Daily Archives: March 5, 2018


Oscar Quest: The Morning After

Well, you win some and you lose some. My 2018 Oscar Quest ballot is a mix of both. Of the twenty-four categories awarded last night, I predicted seventeen. Out of that seventeen, I got ten right and seven wrong.

Not my best showing.

But it was a good year just the same. Every year of movies is a good year if you think about it—if you learn how to learn from them. Here are some ways to build your skills.

First, you need to learn how to play this game.  There are two facets of Oscar Quest to consider when predicting winners—what you like and what the Academy will like. This means that there are two threads of research that have to happen. One, you must see the films and evaluate them for yourself. This is fun, but it requires you to view critically, to compare and to consider technical aspects of filmmaking, not just plot and character. Two, you must figure out which way the wind is blowing among actual voters—the members of the Academy. What you like may have no bearing whatsoever on what people working in the industry will like. Box office numbers are not a good indicator of prize winners because the voters usually don’t care about that. So you need to see who has raked in previous awards, like a SAG or a Golden Globe or a BAFTRA or a host of other, smaller ones—all of which are awarded before the Oscars. Magazines like Entertainment Weekly and Vanity Fair are full of useful articles for the Oscar Quester as well. All of this comes into play, but, as you can see by my results this year, none of it is foolproof.

Second, even if you do all of this and come up short, your efforts have not been in vain. Movies are an art form and the more you see of them the better you get at separating the good from the bad. When you make yourself a more critical viewer, the very act of watching a film becomes a learning experience. You begin to wonder how the action on the screen got there and why this film had such an effect on you when another similar film did not. You begin to see that while script and performance are crucial, there are also light and sound and camera angle and camera distance and camera movement and how the shots are ordered and joined and what kinds of transitions are made between them. There are a million ways any ten seconds of film could have been made. What one way got used here and why? There are so many things to consider in the making of a film, it’s a miracle that any of them get made at all. But they do. And when we can see the inner workings of them—at least a little—then we have opened up for ourselves a whole new layer of understanding and enjoyment.

Third, movies chronicle culture. If you take a decade-by-decade stroll through the hundred and some-odd years of movie making, you will see on screen, perhaps, an idealized version of what life may have been like during a particular era.
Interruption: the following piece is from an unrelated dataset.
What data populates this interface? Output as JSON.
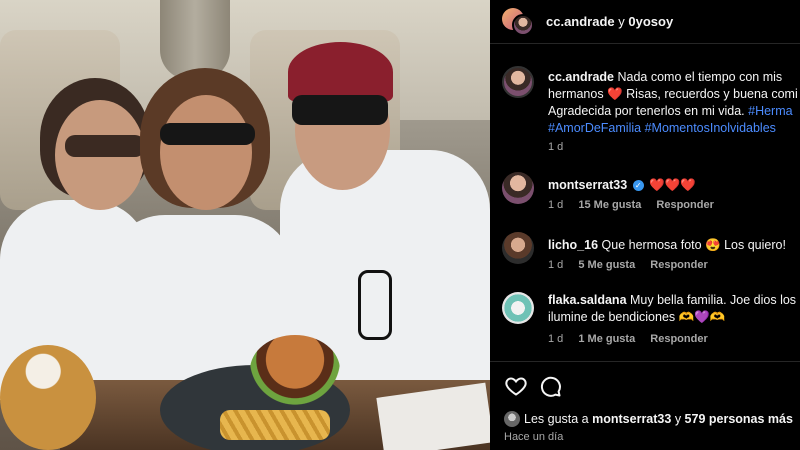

More likely, though, if you read between the lines and look carefully at how people are portrayed, who got starring roles and who didn’t, what audiences would accept and what they wouldn’t, what was considered glamorous and what was plain, which audiences were targeted and which ones were overlooked, which movies won awards and which ones were passed over, what technology was employed and what was as yet unavailable (or unaffordable)—then you will see a snapshot of an era in time in a new way. You don’t have to be very old to do this. Go back ten years. The dominant films even in that brief period of time will have things to say to you—cultural, political, historical. If a culture could keep a diary, this would be one way to do it. It’s our job to learn how to read it.

I have always loved movies, but I do let my movie-going slide—sometimes for years at a time. This year’s Oscar Quest was a way for me to get back into the game. I discovered that my recently renovated local theater has reclining seats (no way!) and tons of space between rows so that people who stand up and walk out during the closing credits no longer get in my way as I power through to the very end—even if they stand up right in front of me and dawdle as they put on their coats. I found several theaters’ cheap days, one of which sweetens the pot with free coffee, tea or cocoa for those of a certain age. I realized that there was no reason, aside from my own laziness, not to get out to the movies as often as I want. It’s cheap enough, comfortable enough, enjoyable enough and culturally important enough to make it happen.

And the experience of seeing a film on the big screen versus on TV? Well that is the topic of another essay. Stay tuned.

Oscar Quest 2018 is now one for the books. But OQ19 will be here before we know it, so it’s time now to keep those movie muscles toned and ready.

I’ve learned my lesson.  What’s playing?